De La Soul, live music and why the stakes is (still) high
The UEA Gig history of De La Soul
I was at Newcastle University at the time and saw them there at the Students’ Union venue. It was a memorable occasion, but UEA in 2017 was better. Why? Because this time I was with my son.
It’s advisable to prepare yourself for audience participation at a hip-hop gig: rabble-rousing chants; playground games of ‘my side’s better than your side’; a little baiting. So far, so old school. But what if the old in the old school were to be taken rather more personally? This is exactly what happened, unlikely as it sounds, during De La Soul’s life-affirming show at UEA on 8 March 2017. The surprise, thinking back to it now, was that marking the old in the old school made perfect sense.
De La Soul have history with UEA, having first played here on 22 October 1989. They visited again in 2006, but the 1989 date is the one for the record books. Back then they were touring to promote '3 Feet High and Rising', a kaleidoscopically inventive and articulate treasure trove of a debut album, and one of the indisputably great records of the past thirty years. I was at Newcastle University at the time and saw them there at the Students’ Union venue. It was a memorable occasion, but UEA in 2017 was better. Why? Because this time I was with my son, one of a number in the audience unable to participate in the age-based shouting game for reasons of – well, of age: he’s 17. I’m old; he’s still at school. The age difference is all too obvious, but courtesy of parental privilege, the likes of De La Soul and the other Native Tongues have helped to bridge the gap these past few years.
Pos and Dave split the room three ways: 18 to 30, 30 to 40 and 40-plus (or something like that). It was a neat way to acknowledge what everyone could see, even with the lights down: that the members of the group, along with a fair number of their audience, are now 40-somethings. Rap may be a young person’s game but the generation that grew up during the so-called golden age of hip hop is now pushing 50. There was, admittedly, much opportunity on the night for generational embarrassment, even with the rappers easy-going owning of their middle-agedness. The teenager standing in front of us was certainly looking anxiously to distance himself from the enthusiasm of his father. And yet there was more to the occasion than inter-generational shout-along renditions of ‘Me Myself and I’, ‘A Roller Skating Jam Named “Saturdays”’ and ‘Stakes is High’. Hip hop at its most compelling is and has always been about history and affiliation, in its words and in its music.

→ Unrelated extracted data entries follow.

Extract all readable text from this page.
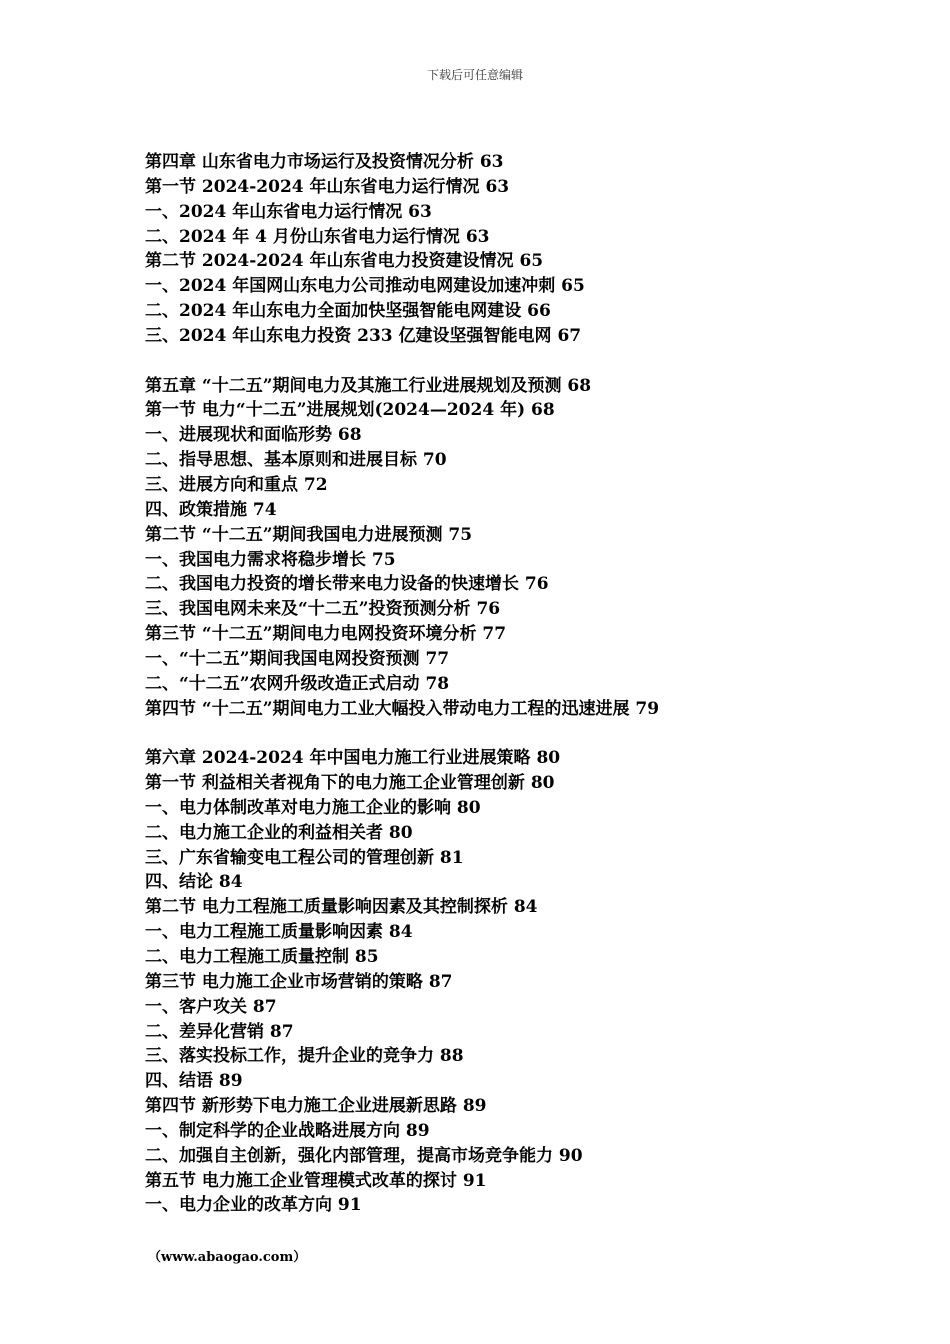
下载后可任意编辑
第四章 山东省电力市场运行及投资情况分析 63
第一节 2024-2024 年山东省电力运行情况 63
一、2024 年山东省电力运行情况 63
二、2024 年 4 月份山东省电力运行情况 63
第二节 2024-2024 年山东省电力投资建设情况 65
一、2024 年国网山东电力公司推动电网建设加速冲刺 65
二、2024 年山东电力全面加快坚强智能电网建设 66
三、2024 年山东电力投资 233 亿建设坚强智能电网 67
第五章 “十二五”期间电力及其施工行业进展规划及预测 68
第一节 电力“十二五”进展规划(2024—2024 年) 68
一、进展现状和面临形势 68
二、指导思想、基本原则和进展目标 70
三、进展方向和重点 72
四、政策措施 74
第二节 “十二五”期间我国电力进展预测 75
一、我国电力需求将稳步增长 75
二、我国电力投资的增长带来电力设备的快速增长 76
三、我国电网未来及“十二五”投资预测分析 76
第三节 “十二五”期间电力电网投资环境分析 77
一、“十二五”期间我国电网投资预测 77
二、“十二五”农网升级改造正式启动 78
第四节 “十二五”期间电力工业大幅投入带动电力工程的迅速进展 79
第六章 2024-2024 年中国电力施工行业进展策略 80
第一节 利益相关者视角下的电力施工企业管理创新 80
一、电力体制改革对电力施工企业的影响 80
二、电力施工企业的利益相关者 80
三、广东省输变电工程公司的管理创新 81
四、结论 84
第二节 电力工程施工质量影响因素及其控制探析 84
一、电力工程施工质量影响因素 84
二、电力工程施工质量控制 85
第三节 电力施工企业市场营销的策略 87
一、客户攻关 87
二、差异化营销 87
三、落实投标工作，提升企业的竞争力 88
四、结语 89
第四节 新形势下电力施工企业进展新思路 89
一、制定科学的企业战略进展方向 89
二、加强自主创新，强化内部管理，提高市场竞争能力 90
第五节 电力施工企业管理模式改革的探讨 91
一、电力企业的改革方向 91
（www.abaogao.com）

Listening to De La Soul and the best of their golden-age contemporaries was a cultural and political education for me, back in the late 1980s and early '90s. Hip hop’s importance felt equal to that of the literature I was encountering, simultaneously, on my undergraduate degree. The rhymes taught me about African-American history and culture, while the sampling and re-imagining of decades of recorded sound was a gateway to deep traditions of jazz and soul. The music was rooted in social history and the social history sounded musical, each vibrantly bound up in the other.
So, the generation game played by De La Soul at UEA wasn’t just a crowd-pleasing variation on hip-hop’s old-school showmanship. It was in the tradition of a music that lives in the present by what it makes of the past; that lives by how present it makes the past feel, and sound. That night, with Long Island in the house here in Norwich, was a communal celebration of the best of that tradition. It was evidence of how vital the music is, now more than ever. Stakes is (still) high.
Stephen Benson
Senior Lecturer, UEA School of Literature, Drama and Creative Writing
Last Word
My first proper exposure to music was as an 11-year-old with a rap mix tape made for me by my dad. It was a compilation of the best (and least explicit) music from his collection. Drawn in by the colours of the cover of 'People's Instinctive Travels and the Paths of Rhythm' and the vague suggestion of a football theme in ‘Can I Kick It?’, I was in. Soon to follow were the fresh cadences of ‘Concrete Schoolyard’ and the fun of ‘The Magic Number’, the latter by a band called De La Soul. My focus was set. The beat, the eloquence of the lyrics and the joy of the songs: it was hard not to get hooked; and although it was a while before I listened to 3 Feet High and Rising in its entirety, my khaki De La Soul t-shirt spelt the name of my favourite band for several years to come.
Scroll forward a few years, past the release of 'And the Anonymous Nobody', to the day when my dad came home, too excited to keep his purchase of the De La Soul tickets a surprise, chuffed that a seemingly un-Norwich band would find themselves at the LCR – again! And what a gig it was. The absence of Maseo was noted and not appreciated, but that didn't stop ‘A Roller Skating Jam Named “Saturdays”’ sounding any less sweet. Being alongside many like-minded listeners, far from the Ed Sheeran-filled ears of my school year, made for an atmosphere like no other. Everyone in the room, a slightly older crowd than expected, reached De La heaven.
The sullen tones of Elliott Smith have recently taken my adolescent fancy but my music taste would be nothing if, back in primary school, I hadn’t heard about the potholes in the lawn.